Fortunately, Lucid claims it isn’t as bad as it sounds. The automaker told Engadget (opens in new tab) that the defect is only present on an estimated 1% of its cars — meaning it should have only affected 11 or 12 cars. Lucid claims there haven’t been any reports that “these components have failed in a vehicle or caused an interruption to the instrument display panel either.
Despite the rarity of the defect, Lucid doesn’t appear to be taking any chances — hence the pretty extensive recall.
Lucid isn’t the only automaker in the process of a high-profile recall right now either. Hyundai has had to recall a number of cars (opens in new tab) over an exploding seatbelt problem. While it sounds ridiculous, the problem here is a hidden component called the pyrotechnic pretensioner. In the event of a crash this tightens the seatbelt almost instantly, by releasing gas that triggers a small turbine.
Unfortunately for Hyundai, the pretensioner could malfunction and launch small pieces of metal inside a car. This essentially turns a life-saving feature into a miniature grenade, and it affects 239,000 cars.

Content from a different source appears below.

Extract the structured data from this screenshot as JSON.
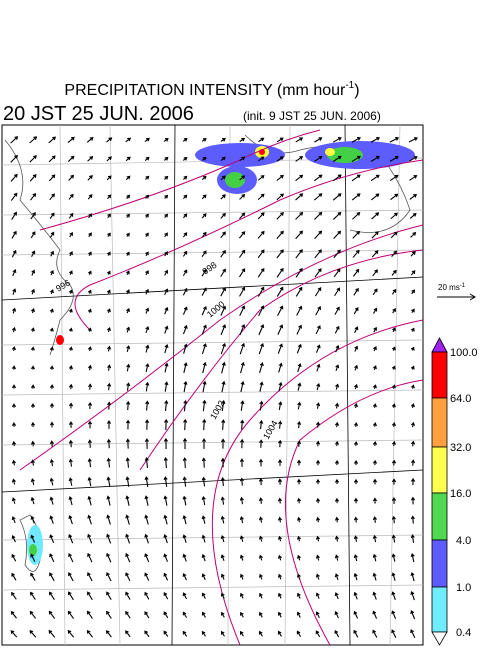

Hardly ideal, and a little bit more worrying than some dodgy wiring.
According to Lucid, letters informing customers of the recall will be sent out on June 20. Alternatively, they can call the company on 1-888-995-8243, with the recall number NCR-2201-0.
Problems like these are just a side effect of the increasingly hi-tech systems in place in modern cars. Old-school analogue driver information systems are a thing of the past, with everything showing up on digital screens. Even cars like the Lucid Air, that don’t fall into the trap of squishing everything into a central touchscreen, have to contend with the fact things can and do go wrong.
But, as far as problems go, let’s be thankful that this one is pretty minor.